The acquisition phase refers to extraction of data from the device. Due to the inherent security features of mobile devices, extracting the data is not always straightforward. The extraction method is decided largely depending on the operating system, make, and model. The following are the types of acquisition methods that can be used to extract data from a device:

  • Manual acquisition is the simplest of all of the acquisition methods. The examiner uses the user interface of the phone to browse and investigate. No special tools or techniques are required here, but the limitation is that only the files and data visible through the normal user interface can be extracted.
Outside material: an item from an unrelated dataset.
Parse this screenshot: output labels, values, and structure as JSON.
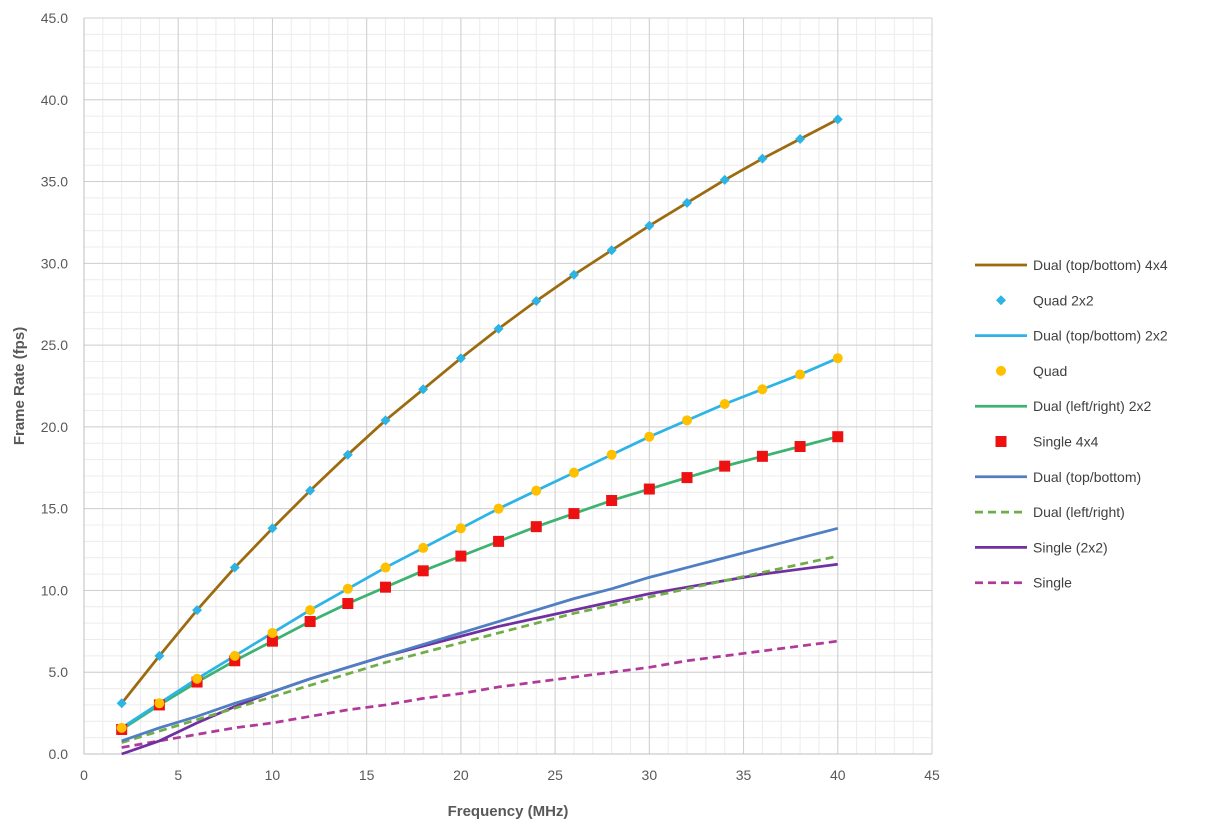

Data extracted through other methods can also be verified using this. It should be noted that this option can very easily modify data on the device (for instance, opening an unread SMS will mark it as read), so these changes should be documented as thoroughly as possible.
  • Logical acquisition, also called logical extraction, generally refers to extracting the files that are present on a logical store such as a file system partition. This involves obtaining data types such as text messages, call history, and pictures from a phone. The logical extraction technique works by using the original equipment manufacturer Applications Programming Interfaces (APIs) for synchronizing the phone's contents with a computer. This technique usually involves extracting the following evidence:
    • Call logs
    • SMS
    • MMS
    • Browser history
    • People
    • Contact methods
    • Contacts extensions
    • Contacts groups
    • Contacts phones
    • Contacts setting
    • External Image Media (metadata)
    • External Image Thumbnail Media (metadata)
    • External Media, Audio, and Misc. (metadata)
    • External Videos (meta data)
    • MMSParts (includes full images sent via MMS)
    • Location details (GPS data)
    • Internet activity
    • Organizations
    • List of all applications installed and their versions
    • Social networking app data such as WhatsApp, Skype, and Facebook
  • File System acquisition is a logical procedure and generally refers to the extraction of a full file system from a mobile device. File system acquisition can sometimes help in recovering the contents (stored in SQLite files) that are deleted from the device.
  • Physical acquisition involves making a bit-for-bit copy of an entire flash storage device, equivalent to a full image of a hard drive. The data extracted using this method is usually in the form of raw data (as a hexadecimal dump) that can then be further parsed to obtain file system information or human-readable data. Since all investigations are performed on this image, this process also ensures that an original evidence is not altered.

Examination and analysis

In this phase, different software tools are used to extract the data from the memory image. In addition to the tools, an investigator may also need the help of a hex editor, as tools do not always extract all of the data. There is no single tool that can be used in all cases. Hence, examination and analysis requires a sound knowledge of various file systems, file headers, and so on.


Documentation of the examination should be done throughout the process, noting down what was done in each phase. The following are a few points that might be documented by an examiner:

  • The date and time the examination started
  • The physical condition of the phone
  • The status of the phone when received (ON/OFF)
  • The make, model, and operating system of the phone
  • Pictures of the phone and individual components
  • The tools used during the investigation (including the version number)
  • Data documented during the examination

The data extracted from the mobile device should be clearly presented to the recipient so that it can be imported into other software for further analysis. In the case of civil or criminal cases, wherever possible, pictures of data as it existed on the cellular phone should be collected, as they are visually compelling to a jury.